Trams And Trolley Buses

This morning the year’s new fox cubs were basking on the lawn with their mother, de-fleaing herself and looking more mangy than last year.  What they were basking in I am not sure, because there was no sun.

After watching the foxes for a while (I almost wrote ‘intruders’, but the fact is we are the intruders), I set off on foot for Wimbledon Village where I bought a birthday present in an antique shop I remembered from our year in the village.  Passing ‘Ely’s corner’ at the corner of Worple Road, I thought of the trolley buses of my childhood.  These were a post tram invention, utilising overhead wires providing the current which was fed to the buses through long connecting rods.  These were much longer than the links used by today’s Intercity trains.  Much delight was taken by all us children when the rods became dislodged.  It was a major undertaking to repair them, which was an entertainment in itself, and, of course, if it happened at the right time and in the right direction, the bus couldn’t take us to school.  In modern football parlance I’d say that was a result.

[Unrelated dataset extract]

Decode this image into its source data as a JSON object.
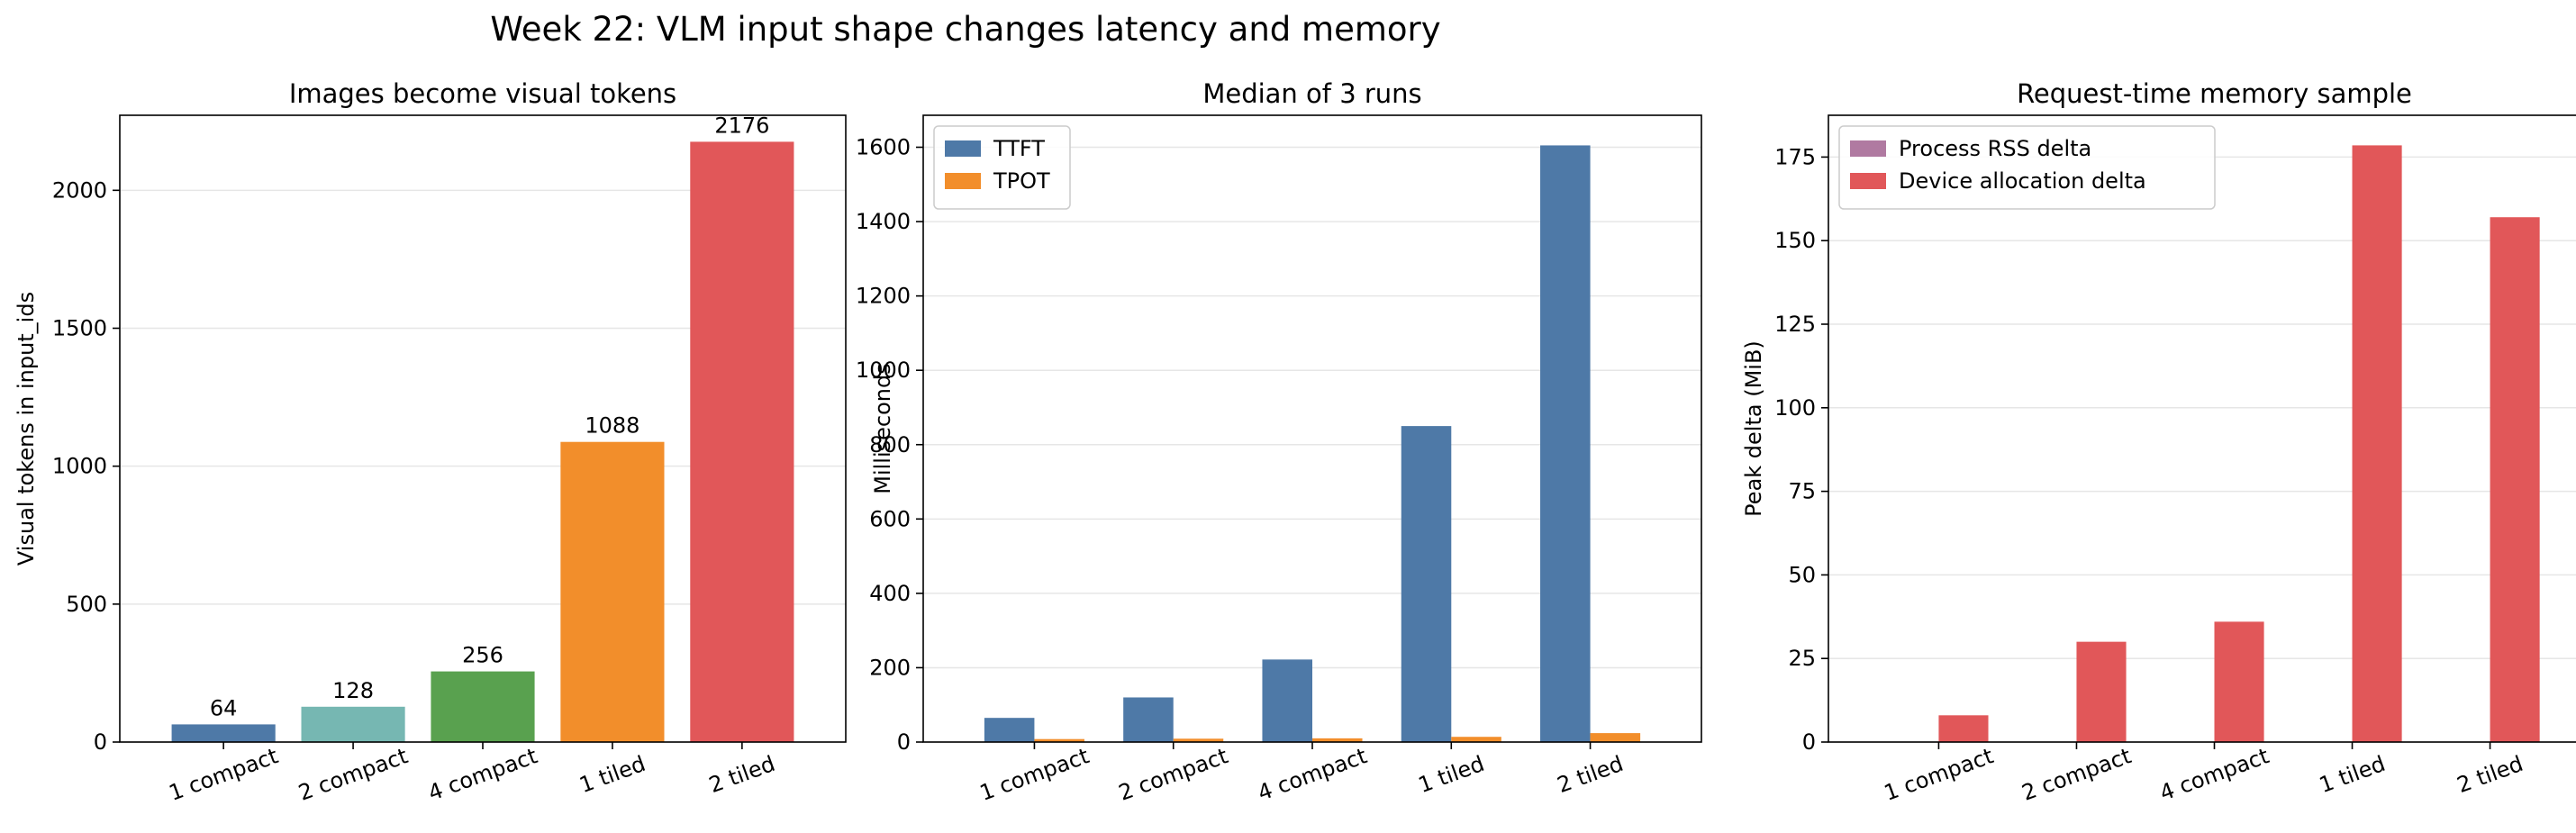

These buses just ran along Worple Road, providing a transport link between Wimbledon and Raynes Park.  Until the early 1950s Wimbledon sported both trolley buses and trams.

Having bought the present I walked back down the hill for a fry-up at the Mica, finally setting off back to Morden.

Whilst waiting on a red light at the ungated level crossing being approached by a tram in each direction I sensed that a young oriental jogger was going to continue on through the path of the trams.  She didn’t look from side to side and ignored the light.  I held up my hand indicating that she should stop. She took no apparent notice of me, glanced to her left, and ran on.  The tram that was the most dangerous missed her.  She was wearing specs with very thick lenses.  Maybe she couldn’t see.  Maybe she had confidence in her speed.

Today’s trams between Wimbledon and Croydon make use in part of disused railway tracks.  They do not run down Wimbledon Broadway as did the early trams of my boyhood.

This evening we ate gammon steaks, courtesy of LIdl, cooked by Jackie after I’d done the preparation.  This was after a telephone supervision session.  For those unfamiliar with Lidl I would say they are our most economical store providing food of excellent quality at very cheap prices.  In addition to the usual food supermarket offerings they have most interesting central aisles.  You never know what will be on offer there: perhaps a bathroom cabinet, a microwave oven, bikers’ gloves, socks, business suits, children’s toys; you name it you may, fleetingly, find it.  It’s better than a jumble sale because it’s all new and top quality.  When we first arrived in Morden, because my belongings are in four separate places, I found myself without underpants.  This was when I discovered that Morden does not have a mens’ clothes store.  ‘I know’, I thought, ‘I’ll try Lidl’.  And would you know, there they were, in the central aisle, two lovely pairs of Joop’s best.

Published by derrickjknight

I am a septuagenarian enjoying rambling physically and photographing what I see, and rambling in my head as memories are triggered. I also ramble through a lifetime's photographs

9 thoughts on “Trams And Trolley Buses

  1. I do enjoy your adventures, but was glad to read the train missed the jogger!
    I had to look up gammon steak — I’d never heard of it and was surprised it’s actually pork.